The Company will furnish to any Holder of 2007 Notes upon written
request and without charge to the Holder a copy of the Indenture which has in it
the text of this 2007 Global Note. Requests may be made to:
BANK UNITED CORP.
--------------------
--------------------
--------------------
Att.: Secretary
C-9
ASSIGNMENT
(To be executed by the registered Holder if such
Holder desires to transfer this 2007 Global Note)
FOR VALUE RECEIVED ___________________________ hereby sells, assigns and
transfers unto
PLEASE INSERT SOCIAL SECURITY OR OTHER
TAX IDENTIFYING NUMBER OF TRANSFEREE
----------------------------------
| |
--------------------------------------------------------------------------------
--------------------------------------------------------------------------------
(Please print name and address of transferee)

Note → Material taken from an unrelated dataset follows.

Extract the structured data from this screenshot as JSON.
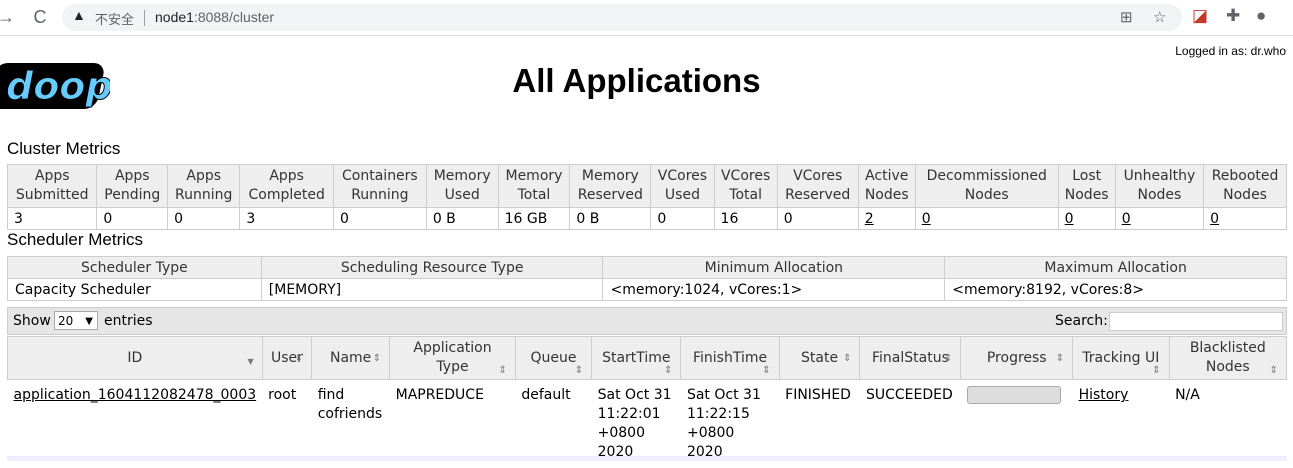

--------------------------------------------------------------------------------
this 2007 Global Note, together with all right, title and interest herein, and
does hereby irrevocably constitute and appoint ________________________________
Attorney to transfer this 2007 Global Note on the Security Register, with full
power of substitution.
Dated: _______________
----------------------------- --------------------------------
Signature of Holder Signature Guaranteed:
NOTICE: The signature to the foregoing Assignment must correspond to the Name as
written upon the face of this 2007 Global Note in every particular, without
alteration or any change whatsoever.
C-10
EXHIBIT D
[FORM OF 2007 NOTE CERTIFICATED NOTE]
To be in the form of the 2007 Global Note with appropriate changes.